The United Nations has announced that it will sponsor "inclusive" talks on the conflict in Yemen next week.
Secretary General Ban Ki-moon said he hoped the consultations in Geneva would "restore momentum towards a Yemeni-led political transition process".
But the foreign minister for the exiled government said it might not attend because it wanted more time to prepare.
A Saudi-led coalition resumed bombing Houthi rebels and their allies after a five-day ceasefire ended on Sunday.
Overnight, warplanes targeted army bases and weapons depots in the most sustained bombardment of the capital, Sanaa, in almost two months, residents said.
The UN says at least 1,850 people have been killed and more than 7,390 injured in air strikes, fighting on the ground and attacks by militants since 19 March.
More than 500,000 Yemenis have also been displaced from their homes, and millions have been affected by shortages of food, water, fuel and medicines.
Mr Ban urged all parties to the conflict to engage in the talks, which will begin on 28 May, "in good faith and without preconditions", his spokesman said.
"The only durable resolution to the crisis in Yemen is an inclusive, negotiated political settlement," Mr Ban warned.
The announcement follows extensive consultations by the UN's special envoy, Ismail Ould Cheikh Ahmed, together with expressions of support by the UN Security Council.
The Security Council has called for the restoration of Yemen's President Abdrabbuh Mansour Hadi, who fled the country in March, and the resumption of the democratic transition begun in 2011 when former leader Ali Abdullah Saleh was forced to hand over power following mass protests.
Yemen's Foreign Minister Riad Yassin expressed surprise at Mr Ban's talks announcement.
"We didn't get an official invitation," he told the Reuters news agency. "It's very short notice. If it happens, it shouldn't be on 28 May."
Mr Yassin added that the Houthis should be required to disarm and leave the cities they have seized since September before being allowed to attend.
The government organised a three-day conference on Yemen's future that concluded in Saudi Arabia on Tuesday.
It was attended by hundreds of Yemeni politicians and tribal leaders, but the Houthis refused to participate. They rejected the main aim of the conference - the restoration of Mr Hadi - and the decision to hold it in a country leading the air campaign against them.
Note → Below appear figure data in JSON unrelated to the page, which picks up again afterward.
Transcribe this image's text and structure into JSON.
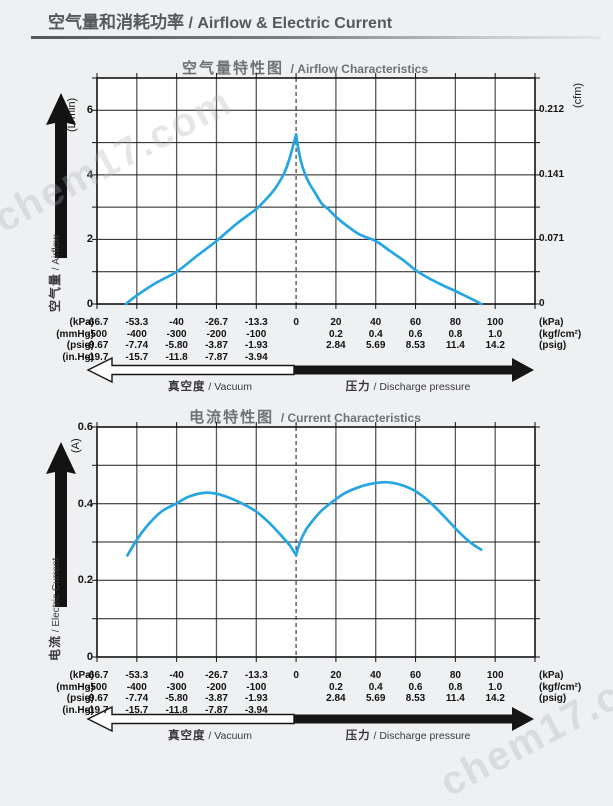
{
  "header": {
    "title_zh": "空气量和消耗功率",
    "title_en": " / Airflow & Electric Current"
  },
  "watermark": "chem17.com",
  "x_axis": {
    "unit": "kPa",
    "ticks_kpa": [
      -66.7,
      -53.3,
      -40,
      -26.7,
      -13.3,
      0,
      20,
      40,
      60,
      80,
      100
    ],
    "rows": [
      {
        "unit_left": "(kPa)",
        "unit_right": "(kPa)",
        "values": [
          "-66.7",
          "-53.3",
          "-40",
          "-26.7",
          "-13.3",
          "0",
          "20",
          "40",
          "60",
          "80",
          "100"
        ]
      },
      {
        "unit_left": "(mmHg)",
        "unit_right": "(kgf/cm²)",
        "values": [
          "-500",
          "-400",
          "-300",
          "-200",
          "-100",
          "",
          "0.2",
          "0.4",
          "0.6",
          "0.8",
          "1.0"
        ]
      },
      {
        "unit_left": "(psig)",
        "unit_right": "(psig)",
        "values": [
          "-9.67",
          "-7.74",
          "-5.80",
          "-3.87",
          "-1.93",
          "",
          "2.84",
          "5.69",
          "8.53",
          "11.4",
          "14.2"
        ]
      },
      {
        "unit_left": "(in.Hg)",
        "unit_right": "",
        "values": [
          "-19.7",
          "-15.7",
          "-11.8",
          "-7.87",
          "-3.94",
          "",
          "",
          "",
          "",
          "",
          ""
        ]
      }
    ],
    "vacuum_zh": "真空度",
    "vacuum_en": " / Vacuum",
    "pressure_zh": "压力",
    "pressure_en": " / Discharge pressure"
  },
  "chart_data": [
    {
      "type": "line",
      "title_zh": "空气量特性图",
      "title_en": " / Airflow Characteristics",
      "axis_name_zh": "空气量",
      "axis_name_en": " / Airflow",
      "unit_left": "(L/min)",
      "unit_right": "(cfm)",
      "xlabel": "Pressure (kPa): vacuum -66.7..0, discharge 0..100",
      "ylim": [
        0,
        7
      ],
      "ystep": 1,
      "yticks_left": [
        {
          "v": 0,
          "t": "0"
        },
        {
          "v": 2,
          "t": "2"
        },
        {
          "v": 4,
          "t": "4"
        },
        {
          "v": 6,
          "t": "6"
        }
      ],
      "yticks_right": [
        {
          "v": 0,
          "t": "0"
        },
        {
          "v": 2,
          "t": "0.071"
        },
        {
          "v": 4,
          "t": "0.141"
        },
        {
          "v": 6,
          "t": "0.212"
        }
      ],
      "line_color": "#25a5e2",
      "grid": true,
      "series": [
        {
          "name": "airflow",
          "segments": [
            [
              [
                -57,
                0
              ],
              [
                -53.3,
                0.27
              ],
              [
                -47,
                0.65
              ],
              [
                -40,
                1.0
              ],
              [
                -33.5,
                1.47
              ],
              [
                -26.7,
                1.95
              ],
              [
                -20,
                2.48
              ],
              [
                -13.3,
                2.95
              ],
              [
                -9.5,
                3.3
              ],
              [
                -6.5,
                3.65
              ],
              [
                -4,
                4.05
              ],
              [
                -2.2,
                4.5
              ],
              [
                -1,
                4.9
              ],
              [
                0,
                5.25
              ]
            ],
            [
              [
                0,
                5.25
              ],
              [
                1,
                4.85
              ],
              [
                2.3,
                4.45
              ],
              [
                4,
                4.1
              ],
              [
                6.5,
                3.75
              ],
              [
                9.5,
                3.45
              ],
              [
                13,
                3.1
              ],
              [
                16,
                2.95
              ],
              [
                20,
                2.7
              ],
              [
                26,
                2.4
              ],
              [
                32,
                2.15
              ],
              [
                40,
                1.95
              ],
              [
                47,
                1.65
              ],
              [
                54,
                1.35
              ],
              [
                60,
                1.05
              ],
              [
                66,
                0.82
              ],
              [
                73,
                0.6
              ],
              [
                80,
                0.4
              ],
              [
                86,
                0.22
              ],
              [
                90,
                0.1
              ],
              [
                93,
                0
              ]
            ]
          ]
        }
      ]
    },
    {
      "type": "line",
      "title_zh": "电流特性图",
      "title_en": " / Current Characteristics",
      "axis_name_zh": "电流",
      "axis_name_en": " / Electric Current",
      "unit_left": "(A)",
      "unit_right": "",
      "xlabel": "Pressure (kPa): vacuum -66.7..0, discharge 0..100",
      "ylim": [
        0,
        0.6
      ],
      "ystep": 0.1,
      "yticks_left": [
        {
          "v": 0,
          "t": "0"
        },
        {
          "v": 0.2,
          "t": "0.2"
        },
        {
          "v": 0.4,
          "t": "0.4"
        },
        {
          "v": 0.6,
          "t": "0.6"
        }
      ],
      "yticks_right": [],
      "line_color": "#25a5e2",
      "grid": true,
      "series": [
        {
          "name": "electric-current",
          "segments": [
            [
              [
                -56.5,
                0.265
              ],
              [
                -53,
                0.31
              ],
              [
                -49,
                0.35
              ],
              [
                -45,
                0.38
              ],
              [
                -40,
                0.401
              ],
              [
                -36,
                0.418
              ],
              [
                -31,
                0.428
              ],
              [
                -26.7,
                0.426
              ],
              [
                -22,
                0.414
              ],
              [
                -17,
                0.396
              ],
              [
                -13.3,
                0.379
              ],
              [
                -9,
                0.35
              ],
              [
                -5,
                0.317
              ],
              [
                -2,
                0.29
              ],
              [
                0,
                0.266
              ]
            ],
            [
              [
                0,
                0.266
              ],
              [
                2,
                0.3
              ],
              [
                5,
                0.332
              ],
              [
                9,
                0.36
              ],
              [
                13,
                0.383
              ],
              [
                18,
                0.404
              ],
              [
                24,
                0.426
              ],
              [
                30,
                0.44
              ],
              [
                37,
                0.451
              ],
              [
                45,
                0.456
              ],
              [
                52,
                0.45
              ],
              [
                58,
                0.438
              ],
              [
                64,
                0.418
              ],
              [
                70,
                0.39
              ],
              [
                76,
                0.358
              ],
              [
                82,
                0.325
              ],
              [
                88,
                0.297
              ],
              [
                93,
                0.28
              ]
            ]
          ]
        }
      ]
    }
  ]
}
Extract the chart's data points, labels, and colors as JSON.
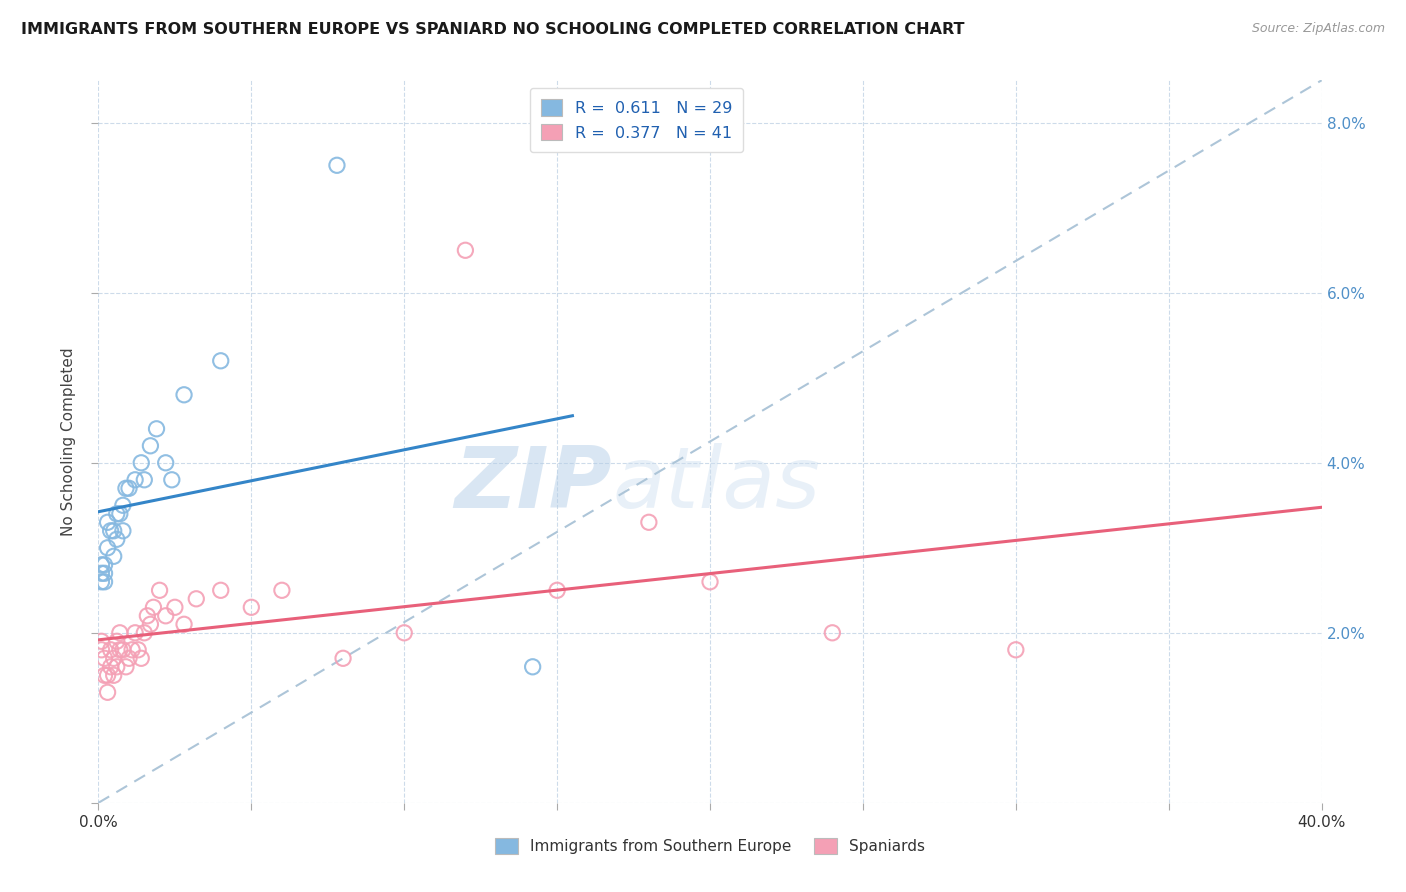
{
  "title": "IMMIGRANTS FROM SOUTHERN EUROPE VS SPANIARD NO SCHOOLING COMPLETED CORRELATION CHART",
  "source": "Source: ZipAtlas.com",
  "ylabel": "No Schooling Completed",
  "xlim": [
    0,
    0.4
  ],
  "ylim": [
    0,
    0.085
  ],
  "xtick_positions": [
    0.0,
    0.05,
    0.1,
    0.15,
    0.2,
    0.25,
    0.3,
    0.35,
    0.4
  ],
  "xtick_labels_show": {
    "0.0": "0.0%",
    "0.40": "40.0%"
  },
  "ytick_right_positions": [
    0.02,
    0.04,
    0.06,
    0.08
  ],
  "ytick_right_labels": [
    "2.0%",
    "4.0%",
    "6.0%",
    "8.0%"
  ],
  "blue_R": 0.611,
  "blue_N": 29,
  "pink_R": 0.377,
  "pink_N": 41,
  "blue_color": "#85b8e0",
  "pink_color": "#f4a0b5",
  "blue_line_color": "#3485c8",
  "pink_line_color": "#e8607a",
  "ref_line_color": "#adc5d8",
  "watermark_zip": "ZIP",
  "watermark_atlas": "atlas",
  "background_color": "#ffffff",
  "grid_color": "#c8d8e8",
  "blue_x": [
    0.001,
    0.001,
    0.001,
    0.002,
    0.002,
    0.002,
    0.003,
    0.003,
    0.004,
    0.005,
    0.005,
    0.006,
    0.006,
    0.007,
    0.008,
    0.008,
    0.009,
    0.01,
    0.012,
    0.014,
    0.015,
    0.017,
    0.019,
    0.022,
    0.024,
    0.028,
    0.04,
    0.078,
    0.142
  ],
  "blue_y": [
    0.026,
    0.027,
    0.028,
    0.026,
    0.027,
    0.028,
    0.03,
    0.033,
    0.032,
    0.029,
    0.032,
    0.031,
    0.034,
    0.034,
    0.035,
    0.032,
    0.037,
    0.037,
    0.038,
    0.04,
    0.038,
    0.042,
    0.044,
    0.04,
    0.038,
    0.048,
    0.052,
    0.075,
    0.016
  ],
  "pink_x": [
    0.001,
    0.001,
    0.002,
    0.002,
    0.003,
    0.003,
    0.004,
    0.004,
    0.005,
    0.005,
    0.006,
    0.006,
    0.007,
    0.007,
    0.008,
    0.009,
    0.01,
    0.011,
    0.012,
    0.013,
    0.014,
    0.015,
    0.016,
    0.017,
    0.018,
    0.02,
    0.022,
    0.025,
    0.028,
    0.032,
    0.04,
    0.05,
    0.06,
    0.08,
    0.1,
    0.12,
    0.15,
    0.18,
    0.2,
    0.24,
    0.3
  ],
  "pink_y": [
    0.019,
    0.018,
    0.017,
    0.015,
    0.015,
    0.013,
    0.016,
    0.018,
    0.017,
    0.015,
    0.019,
    0.016,
    0.02,
    0.018,
    0.018,
    0.016,
    0.017,
    0.018,
    0.02,
    0.018,
    0.017,
    0.02,
    0.022,
    0.021,
    0.023,
    0.025,
    0.022,
    0.023,
    0.021,
    0.024,
    0.025,
    0.023,
    0.025,
    0.017,
    0.02,
    0.065,
    0.025,
    0.033,
    0.026,
    0.02,
    0.018
  ],
  "legend_bottom_labels": [
    "Immigrants from Southern Europe",
    "Spaniards"
  ]
}
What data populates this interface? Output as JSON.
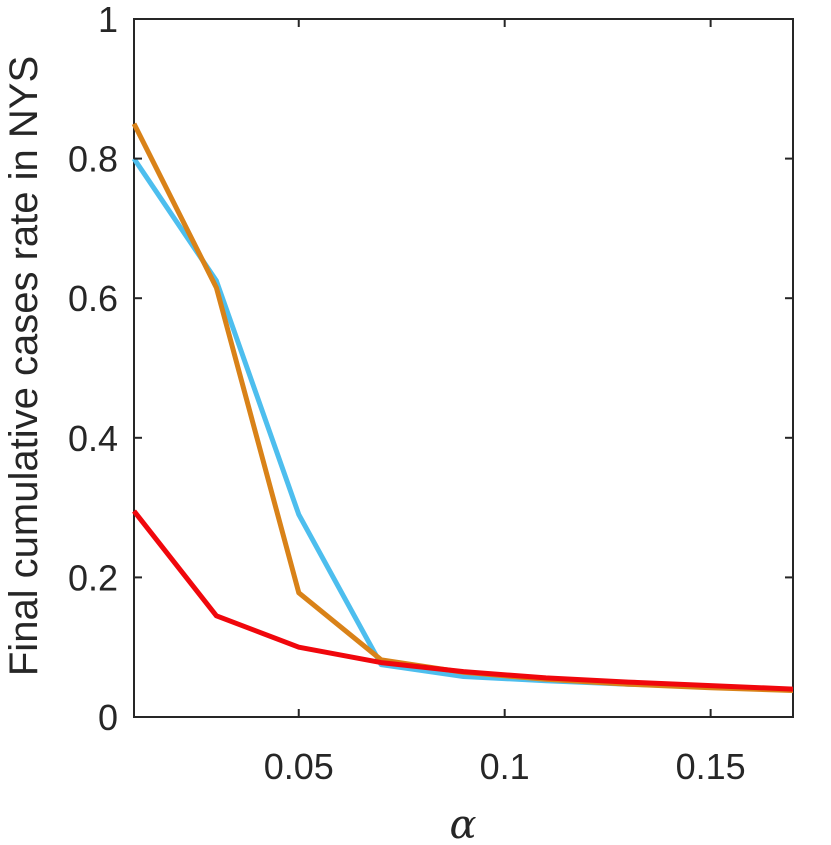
{
  "chart_data": {
    "type": "line",
    "xlabel": "α",
    "ylabel": "Final cumulative cases rate in NYS",
    "xlim": [
      0.01,
      0.17
    ],
    "ylim": [
      0,
      1
    ],
    "x_ticks": [
      0.05,
      0.1,
      0.15
    ],
    "x_tick_labels": [
      "0.05",
      "0.1",
      "0.15"
    ],
    "y_ticks": [
      0,
      0.2,
      0.4,
      0.6,
      0.8,
      1
    ],
    "y_tick_labels": [
      "0",
      "0.2",
      "0.4",
      "0.6",
      "0.8",
      "1"
    ],
    "grid": false,
    "legend": "none",
    "x": [
      0.01,
      0.03,
      0.05,
      0.07,
      0.09,
      0.11,
      0.13,
      0.15,
      0.17
    ],
    "series": [
      {
        "color": "#4DBEEE",
        "values": [
          0.8,
          0.625,
          0.29,
          0.075,
          0.058,
          0.052,
          0.047,
          0.043,
          0.039
        ]
      },
      {
        "color": "#D98218",
        "values": [
          0.85,
          0.615,
          0.178,
          0.082,
          0.064,
          0.054,
          0.047,
          0.042,
          0.038
        ]
      },
      {
        "color": "#F0070C",
        "values": [
          0.295,
          0.145,
          0.1,
          0.078,
          0.065,
          0.056,
          0.05,
          0.045,
          0.04
        ]
      }
    ]
  }
}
During the five-day ceasefire that ended on Sunday, international humanitarian organisations scrambled to get desperately-needed aid to the hardest-hit areas of the country.
On Wednesday, Iran's deputy foreign minister announced that an Iranian cargo ship carrying 2,500 tonnes of aid would now submit to inspections at the UN's hub in Djibouti before sailing on to Yemen's Red Sea port of Hudaydah.
Iran had refused to allow Saudi-led naval forces to carry out an inspection of the vessel to ensure it was not transporting arms supplies for the Houthis.